With head coach Jim Tressel facing a suspension of at least five games to start the 2011 season, Wednesday the Buckeyes announced that linebackers coach Luke Fickell will roam the sidelines in his place this fall. In addition, Tressel announced that he has no plans to step down from his post.
The announcement came on the eve of the start of OSU's spring practice, which will culminate April 23. It also came with the threat of future NCAA punishments hanging over the program, leading to rumors that Tressel would soon be stepping down entirely.
"We think what's important here are these kids," Tressel said. "Whether you have some personal discomfort going on or you make personal mistakes or whatever, (resigning) wouldn't be something that would jump in my mind unless there came a point in time where I said in my mind, ‘The best thing for those kids would be if I do.'
"I don't feel that way."
Standing at a podium in the team meeting room at the Woody Hayes Athletic Center with Tressel watching from the front row, Fickell said he and the rest of the staff will weather the storm.
"This place is built on an incredible foundation with what Coach Tress has done and what they've done in the last 100 years," he said. "No little storm, no big storm is really going to be affect what we've done."
So what size of squall are Fickell and the Buckeyes facing?
"I don't know," he said. "To be determined. But as long as we don't make it a big storm and we just take it as ‘this is just a storm,' (we'll be fine). We don't are how big or small. It's like any game: we don't care how big or small that team is. It's a storm. It's a game. That's how we look at it."
The situation first came to light in December when five OSU players were suspended for the first five games of next season after it was discovered that they had sold personal memorabilia. In March, it was learned that Tressel had received word last April of two players being involved but did not report that information to either his bosses at the university – athletic director Gene Smith or president E. Gordon Gee – or the NCAA as it conducted its investigation.

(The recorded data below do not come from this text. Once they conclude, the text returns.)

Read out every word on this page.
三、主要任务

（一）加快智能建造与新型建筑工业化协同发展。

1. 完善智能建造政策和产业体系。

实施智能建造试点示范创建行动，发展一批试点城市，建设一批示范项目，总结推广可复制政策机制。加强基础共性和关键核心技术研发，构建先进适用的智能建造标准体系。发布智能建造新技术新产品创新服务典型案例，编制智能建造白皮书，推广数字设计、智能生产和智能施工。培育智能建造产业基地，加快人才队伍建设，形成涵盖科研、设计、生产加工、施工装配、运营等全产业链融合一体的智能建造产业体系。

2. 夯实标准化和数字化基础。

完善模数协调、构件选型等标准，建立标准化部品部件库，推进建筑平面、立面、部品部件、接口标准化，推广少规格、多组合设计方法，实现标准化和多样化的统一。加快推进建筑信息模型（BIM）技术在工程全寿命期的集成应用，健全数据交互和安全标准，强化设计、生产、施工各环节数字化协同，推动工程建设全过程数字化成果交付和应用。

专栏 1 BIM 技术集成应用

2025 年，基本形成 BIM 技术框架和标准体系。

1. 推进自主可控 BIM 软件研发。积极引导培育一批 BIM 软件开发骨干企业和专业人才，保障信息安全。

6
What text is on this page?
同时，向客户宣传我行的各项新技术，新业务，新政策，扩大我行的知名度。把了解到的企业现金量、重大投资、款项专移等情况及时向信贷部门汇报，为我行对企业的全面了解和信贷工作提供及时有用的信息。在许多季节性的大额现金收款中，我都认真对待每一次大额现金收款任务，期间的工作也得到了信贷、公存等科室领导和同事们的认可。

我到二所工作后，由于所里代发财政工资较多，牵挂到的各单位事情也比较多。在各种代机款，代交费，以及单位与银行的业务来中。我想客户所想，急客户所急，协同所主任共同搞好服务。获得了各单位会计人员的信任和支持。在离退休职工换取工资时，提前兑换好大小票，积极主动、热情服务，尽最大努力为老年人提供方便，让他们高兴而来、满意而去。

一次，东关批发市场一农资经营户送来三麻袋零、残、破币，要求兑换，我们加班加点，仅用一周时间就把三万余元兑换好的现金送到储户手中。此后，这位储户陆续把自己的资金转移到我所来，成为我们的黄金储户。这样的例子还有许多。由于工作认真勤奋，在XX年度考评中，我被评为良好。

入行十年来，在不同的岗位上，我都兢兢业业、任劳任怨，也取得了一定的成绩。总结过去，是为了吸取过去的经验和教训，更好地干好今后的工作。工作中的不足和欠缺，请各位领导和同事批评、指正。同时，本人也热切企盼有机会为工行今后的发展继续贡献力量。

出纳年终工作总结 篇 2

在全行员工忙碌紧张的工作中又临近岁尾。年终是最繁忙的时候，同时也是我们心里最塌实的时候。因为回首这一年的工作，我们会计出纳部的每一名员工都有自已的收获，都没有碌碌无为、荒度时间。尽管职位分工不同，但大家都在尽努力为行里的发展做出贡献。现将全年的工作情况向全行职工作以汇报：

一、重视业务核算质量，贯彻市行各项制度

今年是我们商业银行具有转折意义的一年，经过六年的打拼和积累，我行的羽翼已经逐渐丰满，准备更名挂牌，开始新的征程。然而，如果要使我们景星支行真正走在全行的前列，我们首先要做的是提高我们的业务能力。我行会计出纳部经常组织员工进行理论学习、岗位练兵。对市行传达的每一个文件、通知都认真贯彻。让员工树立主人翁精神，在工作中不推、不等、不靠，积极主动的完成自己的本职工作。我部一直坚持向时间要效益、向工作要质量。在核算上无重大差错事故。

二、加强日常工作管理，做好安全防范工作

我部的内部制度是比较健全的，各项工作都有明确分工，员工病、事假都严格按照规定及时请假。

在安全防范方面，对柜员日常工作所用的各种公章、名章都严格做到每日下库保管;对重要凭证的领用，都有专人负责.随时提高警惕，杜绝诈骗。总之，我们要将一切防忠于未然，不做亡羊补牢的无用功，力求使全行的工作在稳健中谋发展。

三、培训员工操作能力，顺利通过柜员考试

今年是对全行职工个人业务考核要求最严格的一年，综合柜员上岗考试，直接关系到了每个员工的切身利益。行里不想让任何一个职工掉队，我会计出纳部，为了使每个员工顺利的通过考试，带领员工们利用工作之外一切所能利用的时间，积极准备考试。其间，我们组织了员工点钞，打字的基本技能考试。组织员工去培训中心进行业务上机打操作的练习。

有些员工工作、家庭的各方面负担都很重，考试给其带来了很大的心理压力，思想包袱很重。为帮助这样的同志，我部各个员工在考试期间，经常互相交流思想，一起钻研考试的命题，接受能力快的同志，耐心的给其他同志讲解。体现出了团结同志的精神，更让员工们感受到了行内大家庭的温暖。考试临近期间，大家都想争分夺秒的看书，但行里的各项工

At a March 8 press conference, Smith confirmed that the university had submitted a self-report to the NCAA. Now OSU must await word to see if it will receive further penalties, and Tressel's press conference began with a team spokesperson telling reporters that the status of that situation could not be discussed.
Tressel's role does not figure to change much during spring practice or fall camp, although the coach said he has not spoken recently with Smith, who is part of the NCAA men's basketball selection committee and is in Houston for the Final Four. It is not until game day this fall that Fickell's effect will begin to be felt.
"What I owed to Ohio State was 24-7," Tressel said. "I know this, as the season begins next year it may be 24/6. I know that but we'll work hard to make sure our guys are ready to go. It'll be 24/6, and the seventh day is the one you love."
Now in his 10th year as a coach at OSU, Fickell is an alumnus who was a four-year starter at nose guard for the Buckeyes. In 2010, he was selected as the AFCA's Assistant Coach of the Year for FBS schools. Fickell, the team's co-defensive coordinator, has also been promoted to assistant head coach to fill the position Darrell Hazell vacated when he took the head job at Kent State following last season.
Both Tressel and Fickell pointed out that most of the team's game-day decisions are made via committee and do not primarily fall on the shoulders of one person. Fickell admitted to feeling a little awkward at stepping into Tressel's place on the sideline.
"I know any of our coaches could be thrown into this situation and I promise you this place would be successful for a couple of reasons," Fickell said. "The foundation has been set here – the foundation from 100 years ago but more importantly I'm talking about the foundation of the past 10 years that Coach Tressel has set here.
"(Also,) the people, the kids that we have in this program. They are dedicated and determined to do everything they can for this school, this football program.
Other than that, the details of how things will work this fall are yet to be determined. Fickell said he and Tressel had not had much time to discuss plans for the fall in large part because their immediate focus is on the upcoming 15 spring practices and Tressel said his day-to-day operations have carried on in the same manner as before the incident.
"Just to make sure that we're all on the same page, this is Coach Tressel's team," Fickell said. "(Everyone) knows that. I can assure that each and every one of us is truly invested in what we're doing here."